Lightening Up Dark Paneling
Great Paint Finishes for a Gorgeous Home - Chapter 4
This chapter will show you how to take a dark stained wood or processed paneling of years gone by and bring back its beauty by lightening up its color. This will allow you to keep your wonderful wood texture and grain but bring the color tone of the wood into the 1990s and beyond. By lightening up your dark paneling, you will be able to coordinate your room with today's styles, fabrics, tile, carpets, draperies, and more. All of this without the extraordinary expense of tearing out the wood and starting from scratch!
First, you need to make sure the surface you are going to work on is free of any dirt, grease, or wax buildup. If your surface has any dirt or grease on it, you need to wipe it down with a good cleaning agent that will not leave a residue when dry, such as T.S.P. or Soilax. If it is waxed wood, you need to remove the wax remover.
Next, you need to use a product like ESP, which will change the chemical composition of the varnish or urethane that was originally applied to your wood as a protective coating, so that your new oil-based stain will adhere to the wood. If your surface is rough-sawed wood paneling, you do not need to do this step. Just make sure the surface is free of dust, and then go ahead and stain it.
Now, mix up an oil-based, low-luster paint in an empty 1-gallon bucket. Use 1 quart of paint to 1/2 to 3/4 quart of paint thinner. The exact mix will depend upon how porous your surface is. The less porous, the less thinner you use.
- A cleaning degreasing agent such as T.S.P
- Paint thinner
- Oil-based low-luster paint
- Cotton rags
- 1 empty gallon bucket
- Stir stick
- 1 2.5 -or 3" oil brush
- 2 3 - or 4" clip brushes
- 2" blue tape
- Beugler striping tool
- 4'-long (1.2m) level
- Stain only two to four boards at a time and keep a clean edge down your outside groove as you go.
- Avoid working back into finished areas.

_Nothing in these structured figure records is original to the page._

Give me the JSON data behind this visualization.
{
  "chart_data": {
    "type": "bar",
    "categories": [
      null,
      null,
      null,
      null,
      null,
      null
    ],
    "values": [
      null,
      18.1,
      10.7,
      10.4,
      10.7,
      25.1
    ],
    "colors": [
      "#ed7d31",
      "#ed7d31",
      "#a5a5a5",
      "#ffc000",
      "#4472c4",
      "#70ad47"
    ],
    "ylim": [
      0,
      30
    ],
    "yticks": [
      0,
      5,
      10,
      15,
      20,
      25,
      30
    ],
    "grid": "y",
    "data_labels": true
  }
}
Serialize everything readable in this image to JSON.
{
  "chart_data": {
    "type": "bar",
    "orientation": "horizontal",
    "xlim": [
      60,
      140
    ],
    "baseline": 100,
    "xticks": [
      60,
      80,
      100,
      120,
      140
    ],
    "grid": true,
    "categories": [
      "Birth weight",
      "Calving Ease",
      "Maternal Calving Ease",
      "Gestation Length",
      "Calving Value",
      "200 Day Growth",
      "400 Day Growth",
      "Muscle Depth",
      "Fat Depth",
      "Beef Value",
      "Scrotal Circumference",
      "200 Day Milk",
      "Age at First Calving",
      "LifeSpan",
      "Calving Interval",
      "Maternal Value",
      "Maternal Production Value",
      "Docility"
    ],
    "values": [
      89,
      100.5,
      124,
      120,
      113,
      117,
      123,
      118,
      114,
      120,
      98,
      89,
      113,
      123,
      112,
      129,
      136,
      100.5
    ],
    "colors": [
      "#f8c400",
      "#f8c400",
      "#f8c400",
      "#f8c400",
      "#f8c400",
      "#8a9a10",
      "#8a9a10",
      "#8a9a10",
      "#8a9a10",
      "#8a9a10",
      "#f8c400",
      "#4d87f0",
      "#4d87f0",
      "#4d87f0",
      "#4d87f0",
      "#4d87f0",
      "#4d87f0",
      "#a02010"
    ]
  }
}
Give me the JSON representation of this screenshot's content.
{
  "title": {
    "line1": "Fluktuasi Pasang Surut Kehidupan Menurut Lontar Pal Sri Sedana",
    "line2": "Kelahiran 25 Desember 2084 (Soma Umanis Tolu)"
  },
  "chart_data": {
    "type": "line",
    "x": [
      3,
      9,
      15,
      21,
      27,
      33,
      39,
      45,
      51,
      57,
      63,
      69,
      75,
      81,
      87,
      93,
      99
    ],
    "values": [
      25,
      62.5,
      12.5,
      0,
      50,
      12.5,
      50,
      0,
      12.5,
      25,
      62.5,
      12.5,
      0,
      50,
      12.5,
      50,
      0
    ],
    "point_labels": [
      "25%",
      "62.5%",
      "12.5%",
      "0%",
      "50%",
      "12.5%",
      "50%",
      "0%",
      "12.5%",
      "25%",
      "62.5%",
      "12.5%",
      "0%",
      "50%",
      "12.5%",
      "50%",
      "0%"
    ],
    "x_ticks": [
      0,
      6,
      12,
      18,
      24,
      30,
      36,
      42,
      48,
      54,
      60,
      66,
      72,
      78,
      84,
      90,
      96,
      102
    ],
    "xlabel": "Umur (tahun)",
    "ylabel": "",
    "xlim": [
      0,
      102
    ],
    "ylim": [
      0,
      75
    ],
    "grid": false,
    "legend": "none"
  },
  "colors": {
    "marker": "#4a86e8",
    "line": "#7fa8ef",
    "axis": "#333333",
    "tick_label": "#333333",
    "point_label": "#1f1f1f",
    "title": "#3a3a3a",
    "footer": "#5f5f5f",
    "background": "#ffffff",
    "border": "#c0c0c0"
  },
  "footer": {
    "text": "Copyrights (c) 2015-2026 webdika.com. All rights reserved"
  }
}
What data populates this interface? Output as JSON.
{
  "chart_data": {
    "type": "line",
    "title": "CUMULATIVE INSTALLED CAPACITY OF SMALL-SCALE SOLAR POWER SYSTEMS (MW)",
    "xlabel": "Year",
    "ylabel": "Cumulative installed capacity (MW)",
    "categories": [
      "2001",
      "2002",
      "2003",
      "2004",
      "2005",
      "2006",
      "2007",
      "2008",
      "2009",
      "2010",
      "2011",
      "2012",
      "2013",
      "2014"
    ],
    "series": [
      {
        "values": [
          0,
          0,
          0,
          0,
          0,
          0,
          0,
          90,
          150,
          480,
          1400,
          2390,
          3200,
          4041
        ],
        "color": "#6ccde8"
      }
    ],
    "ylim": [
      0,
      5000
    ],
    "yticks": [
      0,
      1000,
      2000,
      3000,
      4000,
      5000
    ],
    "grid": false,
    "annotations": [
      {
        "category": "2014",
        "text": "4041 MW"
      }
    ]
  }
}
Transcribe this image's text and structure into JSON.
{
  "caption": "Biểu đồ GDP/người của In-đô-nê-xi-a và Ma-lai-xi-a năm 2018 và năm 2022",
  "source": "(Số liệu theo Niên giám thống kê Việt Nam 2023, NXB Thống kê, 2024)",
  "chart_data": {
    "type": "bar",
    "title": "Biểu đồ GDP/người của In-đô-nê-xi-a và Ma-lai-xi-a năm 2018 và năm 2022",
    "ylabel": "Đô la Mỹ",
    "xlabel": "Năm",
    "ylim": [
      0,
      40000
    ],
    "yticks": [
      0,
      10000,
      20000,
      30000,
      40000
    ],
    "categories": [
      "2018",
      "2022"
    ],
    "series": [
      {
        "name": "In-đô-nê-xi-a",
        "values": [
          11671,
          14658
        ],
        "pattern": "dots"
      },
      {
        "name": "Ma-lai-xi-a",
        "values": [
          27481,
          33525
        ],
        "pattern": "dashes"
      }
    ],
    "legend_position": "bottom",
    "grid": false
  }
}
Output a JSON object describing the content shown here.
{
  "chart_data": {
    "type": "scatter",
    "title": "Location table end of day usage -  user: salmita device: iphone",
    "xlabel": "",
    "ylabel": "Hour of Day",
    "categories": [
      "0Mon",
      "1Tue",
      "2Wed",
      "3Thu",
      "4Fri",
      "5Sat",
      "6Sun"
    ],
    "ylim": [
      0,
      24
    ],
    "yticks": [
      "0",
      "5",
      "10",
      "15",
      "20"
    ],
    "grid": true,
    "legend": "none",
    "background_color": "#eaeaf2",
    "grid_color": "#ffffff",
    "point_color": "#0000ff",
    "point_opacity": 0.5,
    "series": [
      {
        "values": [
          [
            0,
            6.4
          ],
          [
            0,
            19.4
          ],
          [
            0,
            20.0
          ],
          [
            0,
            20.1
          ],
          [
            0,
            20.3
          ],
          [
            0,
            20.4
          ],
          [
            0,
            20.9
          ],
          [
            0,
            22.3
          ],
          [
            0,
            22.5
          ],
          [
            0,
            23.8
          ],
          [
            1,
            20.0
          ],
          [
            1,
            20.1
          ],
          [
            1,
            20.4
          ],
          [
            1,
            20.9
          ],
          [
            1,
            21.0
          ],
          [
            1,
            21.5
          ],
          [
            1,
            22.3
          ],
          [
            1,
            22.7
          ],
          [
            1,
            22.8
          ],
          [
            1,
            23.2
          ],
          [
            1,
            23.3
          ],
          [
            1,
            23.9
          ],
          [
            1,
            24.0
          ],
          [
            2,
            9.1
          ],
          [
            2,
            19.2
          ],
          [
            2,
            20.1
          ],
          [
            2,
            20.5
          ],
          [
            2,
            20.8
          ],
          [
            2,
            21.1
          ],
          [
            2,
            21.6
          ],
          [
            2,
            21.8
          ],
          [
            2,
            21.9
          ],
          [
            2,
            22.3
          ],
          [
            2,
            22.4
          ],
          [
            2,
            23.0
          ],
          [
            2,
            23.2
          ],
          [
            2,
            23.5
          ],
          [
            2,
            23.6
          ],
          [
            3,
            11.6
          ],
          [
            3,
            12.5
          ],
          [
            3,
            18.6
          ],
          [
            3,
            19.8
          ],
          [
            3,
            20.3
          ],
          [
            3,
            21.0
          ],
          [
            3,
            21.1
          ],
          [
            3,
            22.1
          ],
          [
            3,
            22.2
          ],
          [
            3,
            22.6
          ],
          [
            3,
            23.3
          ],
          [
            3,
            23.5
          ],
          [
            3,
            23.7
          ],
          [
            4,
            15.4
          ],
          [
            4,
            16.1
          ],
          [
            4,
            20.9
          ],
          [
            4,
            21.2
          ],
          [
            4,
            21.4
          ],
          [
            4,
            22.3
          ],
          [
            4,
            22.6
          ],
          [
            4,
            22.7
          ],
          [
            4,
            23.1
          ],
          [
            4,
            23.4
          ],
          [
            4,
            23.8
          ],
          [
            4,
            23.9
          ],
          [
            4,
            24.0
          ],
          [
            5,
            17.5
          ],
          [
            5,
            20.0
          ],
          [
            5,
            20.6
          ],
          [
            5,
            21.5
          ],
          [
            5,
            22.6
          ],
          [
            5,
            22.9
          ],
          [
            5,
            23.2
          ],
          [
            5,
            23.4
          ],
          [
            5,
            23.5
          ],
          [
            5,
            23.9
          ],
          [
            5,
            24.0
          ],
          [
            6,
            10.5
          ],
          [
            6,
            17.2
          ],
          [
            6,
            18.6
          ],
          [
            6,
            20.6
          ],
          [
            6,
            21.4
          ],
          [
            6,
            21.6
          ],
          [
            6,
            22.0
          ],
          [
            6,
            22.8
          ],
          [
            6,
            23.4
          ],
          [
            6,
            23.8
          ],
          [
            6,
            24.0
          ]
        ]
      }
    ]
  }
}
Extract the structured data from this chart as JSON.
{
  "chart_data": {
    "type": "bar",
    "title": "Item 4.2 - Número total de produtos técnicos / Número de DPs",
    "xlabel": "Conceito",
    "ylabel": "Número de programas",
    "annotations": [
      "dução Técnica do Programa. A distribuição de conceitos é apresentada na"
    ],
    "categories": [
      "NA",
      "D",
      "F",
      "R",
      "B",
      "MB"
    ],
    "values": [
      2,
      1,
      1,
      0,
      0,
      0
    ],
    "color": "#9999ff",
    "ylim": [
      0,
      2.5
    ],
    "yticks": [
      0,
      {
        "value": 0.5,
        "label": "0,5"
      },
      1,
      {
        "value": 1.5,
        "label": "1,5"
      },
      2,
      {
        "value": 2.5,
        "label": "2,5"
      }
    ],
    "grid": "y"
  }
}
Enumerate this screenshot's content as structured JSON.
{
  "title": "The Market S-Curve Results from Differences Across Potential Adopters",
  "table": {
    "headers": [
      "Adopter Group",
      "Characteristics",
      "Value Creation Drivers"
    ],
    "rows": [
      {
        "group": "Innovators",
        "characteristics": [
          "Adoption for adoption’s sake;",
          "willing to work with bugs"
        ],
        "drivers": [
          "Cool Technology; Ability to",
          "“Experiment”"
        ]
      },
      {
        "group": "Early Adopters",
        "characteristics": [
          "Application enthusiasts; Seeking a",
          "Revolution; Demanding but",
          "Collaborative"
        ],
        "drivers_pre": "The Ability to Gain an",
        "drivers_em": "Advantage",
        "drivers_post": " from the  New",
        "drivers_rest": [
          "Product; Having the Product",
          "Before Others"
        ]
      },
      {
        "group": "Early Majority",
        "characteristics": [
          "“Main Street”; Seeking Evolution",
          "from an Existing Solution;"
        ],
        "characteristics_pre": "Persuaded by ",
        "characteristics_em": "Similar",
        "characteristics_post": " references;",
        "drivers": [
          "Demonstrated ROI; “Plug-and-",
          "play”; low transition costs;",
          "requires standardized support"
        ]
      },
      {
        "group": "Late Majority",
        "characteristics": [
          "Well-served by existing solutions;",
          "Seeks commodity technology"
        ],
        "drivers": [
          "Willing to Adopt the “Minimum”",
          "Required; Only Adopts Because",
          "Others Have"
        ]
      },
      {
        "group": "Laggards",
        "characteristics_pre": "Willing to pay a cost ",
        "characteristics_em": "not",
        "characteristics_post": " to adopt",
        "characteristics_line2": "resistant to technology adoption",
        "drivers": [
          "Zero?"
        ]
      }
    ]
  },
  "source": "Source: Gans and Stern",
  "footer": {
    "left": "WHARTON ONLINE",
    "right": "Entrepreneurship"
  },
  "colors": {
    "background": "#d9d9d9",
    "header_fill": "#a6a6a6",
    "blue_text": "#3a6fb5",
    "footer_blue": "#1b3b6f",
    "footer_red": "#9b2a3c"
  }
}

This can create a "hole" in your finish.
- Pay close attention to any runs or drips in your finish after you have completed an area.
- Use a dry chip brush to help even out your stain around any molding areas.
- Practice on the back side of a door or the underside of a shelf before doing a noticeable area. This will help you verify your color and technique where it will be least noticeable.
- Apply a little stain on the board and work it out to all areas. A thin, even coat is best.
- On rough-sawed wood you can apply a full wet coat of stain because it will soak in. You need to wipe it off to even out the stain.